Emi North America Holdings, Inc., Capitol Industries-emi,inc. and Capitol Records, Inc., Plaintiffs-appellees, v. United States of America, Defendant-appellant, 675 F.2d 1068 (9th Cir. 1982)Annotate this Case
Stanley S. Shaw, Jr., Washington, D. C., argued, for defendant-appellant; John F. Murray, Michael L. Paup, Ann B. Durney, Washington, D. C., on brief.
John Cooley Baity, Donovan, Leisure, Newton & Irvine, Los Angeles, Cal., for plaintiffs-appellees.
Appeal from the United States District Court for the Central District of California.
Before CHAMBERS, ELY, and NORRIS, Circuit Judges.

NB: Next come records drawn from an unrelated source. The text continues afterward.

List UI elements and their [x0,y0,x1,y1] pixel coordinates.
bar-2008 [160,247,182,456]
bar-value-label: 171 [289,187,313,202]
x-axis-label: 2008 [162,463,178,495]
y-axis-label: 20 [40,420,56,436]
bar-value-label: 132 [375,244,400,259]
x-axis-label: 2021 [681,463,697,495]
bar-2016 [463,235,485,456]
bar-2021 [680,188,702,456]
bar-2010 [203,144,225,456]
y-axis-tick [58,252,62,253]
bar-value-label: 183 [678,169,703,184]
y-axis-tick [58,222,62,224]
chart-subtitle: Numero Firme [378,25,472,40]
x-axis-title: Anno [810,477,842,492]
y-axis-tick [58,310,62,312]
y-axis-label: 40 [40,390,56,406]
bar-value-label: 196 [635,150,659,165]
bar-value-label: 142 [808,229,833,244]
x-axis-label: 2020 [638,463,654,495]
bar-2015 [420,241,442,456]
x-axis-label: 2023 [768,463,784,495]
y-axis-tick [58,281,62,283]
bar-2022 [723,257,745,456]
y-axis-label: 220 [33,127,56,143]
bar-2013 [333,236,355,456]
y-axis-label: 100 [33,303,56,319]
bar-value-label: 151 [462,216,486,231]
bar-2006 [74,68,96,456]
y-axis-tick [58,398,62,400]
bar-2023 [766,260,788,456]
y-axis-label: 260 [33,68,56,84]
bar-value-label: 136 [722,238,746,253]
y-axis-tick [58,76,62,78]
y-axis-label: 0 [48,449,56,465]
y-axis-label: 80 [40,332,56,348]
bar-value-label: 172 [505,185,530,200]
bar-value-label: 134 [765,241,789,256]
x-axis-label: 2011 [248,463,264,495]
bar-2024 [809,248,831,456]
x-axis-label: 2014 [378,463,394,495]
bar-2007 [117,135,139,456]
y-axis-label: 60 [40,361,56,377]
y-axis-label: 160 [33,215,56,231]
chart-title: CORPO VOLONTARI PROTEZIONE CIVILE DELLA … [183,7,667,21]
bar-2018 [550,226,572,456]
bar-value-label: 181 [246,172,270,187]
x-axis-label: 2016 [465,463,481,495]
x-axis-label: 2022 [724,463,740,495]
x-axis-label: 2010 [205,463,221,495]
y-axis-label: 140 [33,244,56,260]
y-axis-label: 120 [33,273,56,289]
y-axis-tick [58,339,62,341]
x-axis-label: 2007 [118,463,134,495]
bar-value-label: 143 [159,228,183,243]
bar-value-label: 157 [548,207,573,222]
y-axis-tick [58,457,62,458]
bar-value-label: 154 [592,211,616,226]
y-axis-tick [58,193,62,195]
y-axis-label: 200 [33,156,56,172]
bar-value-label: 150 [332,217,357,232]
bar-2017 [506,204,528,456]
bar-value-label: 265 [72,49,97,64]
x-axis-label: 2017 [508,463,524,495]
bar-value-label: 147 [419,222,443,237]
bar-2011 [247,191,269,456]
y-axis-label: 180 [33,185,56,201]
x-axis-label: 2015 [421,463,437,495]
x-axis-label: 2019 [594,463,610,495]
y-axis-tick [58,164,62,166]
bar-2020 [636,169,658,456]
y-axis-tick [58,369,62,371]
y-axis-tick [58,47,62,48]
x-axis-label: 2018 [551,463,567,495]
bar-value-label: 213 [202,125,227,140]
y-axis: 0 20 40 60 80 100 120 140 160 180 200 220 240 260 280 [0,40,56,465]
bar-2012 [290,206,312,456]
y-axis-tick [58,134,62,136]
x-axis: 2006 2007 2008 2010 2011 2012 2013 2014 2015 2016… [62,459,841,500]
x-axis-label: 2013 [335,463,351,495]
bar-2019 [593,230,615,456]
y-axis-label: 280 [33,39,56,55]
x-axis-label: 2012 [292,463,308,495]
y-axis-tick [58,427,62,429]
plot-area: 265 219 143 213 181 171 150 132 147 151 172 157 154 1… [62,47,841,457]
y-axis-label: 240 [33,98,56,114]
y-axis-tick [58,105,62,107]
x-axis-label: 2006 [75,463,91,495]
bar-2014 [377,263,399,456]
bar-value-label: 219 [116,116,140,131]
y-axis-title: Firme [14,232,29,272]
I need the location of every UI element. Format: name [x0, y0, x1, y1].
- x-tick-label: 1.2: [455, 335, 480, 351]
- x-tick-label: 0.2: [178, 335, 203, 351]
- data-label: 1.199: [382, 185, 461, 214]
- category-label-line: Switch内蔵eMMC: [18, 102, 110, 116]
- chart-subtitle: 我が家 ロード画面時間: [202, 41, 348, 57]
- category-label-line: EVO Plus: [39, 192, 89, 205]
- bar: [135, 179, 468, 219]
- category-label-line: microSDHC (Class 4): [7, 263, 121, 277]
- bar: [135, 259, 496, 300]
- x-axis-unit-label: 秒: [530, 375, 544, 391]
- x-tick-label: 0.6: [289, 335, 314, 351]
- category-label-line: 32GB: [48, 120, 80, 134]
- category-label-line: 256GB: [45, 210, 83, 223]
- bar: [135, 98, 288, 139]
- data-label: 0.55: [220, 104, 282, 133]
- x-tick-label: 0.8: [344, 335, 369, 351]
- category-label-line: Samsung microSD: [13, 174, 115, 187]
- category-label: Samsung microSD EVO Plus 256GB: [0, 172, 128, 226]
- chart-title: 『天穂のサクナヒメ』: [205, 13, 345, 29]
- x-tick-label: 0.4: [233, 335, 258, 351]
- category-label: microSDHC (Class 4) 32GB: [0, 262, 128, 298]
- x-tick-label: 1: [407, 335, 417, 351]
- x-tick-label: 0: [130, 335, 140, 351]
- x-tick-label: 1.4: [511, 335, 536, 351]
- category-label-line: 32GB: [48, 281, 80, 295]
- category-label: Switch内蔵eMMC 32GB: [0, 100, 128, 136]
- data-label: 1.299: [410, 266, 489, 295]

After exhausting their administrative appeals, the appellees instituted suit in the District Court for refund of certain federal income taxes. Their claims were based on the contention that capital expenditures incurred in producing master sound tapes qualify for the investment tax credit pursuant to I.R.C. §§ 38, 46-48 (26 U.S.C. §§ 38, 46-48). The Government resisted the claims, primarily relying upon Treas.Reg. § 1.48-1(f). The District Court rendered summary judgment for the appellees, and the Government appeals.
The disposition of this appeal is squarely controlled by long-established precedent. Bing Crosby Productions, Inc. v. United States, 588 F.2d 1293 (9th Cir. 1979); Walt Disney Productions v. United States, 549 F.2d 576 (9th Cir. 1976); Walt Disney Productions v. United States, 480 F.2d 66 (9th Cir. 1973), cert. denied, 415 U.S. 934, 94 S. Ct. 1451, 39 L. Ed. 2d 493 (1974). Because master prints of movies and master sound tapes are functionally identical, no principled distinction can be drawn between the authorities cited and the present controversy. See also, Texas Instruments, Inc. v. United States, 551 F.2d 599 (5th Cir. 1977).
The judgment of the District Court is affirmed. This court's judgment shall issue forthwith, and no Petition for Rehearing will be entertained. See Rule 2 Fed. R. App. P.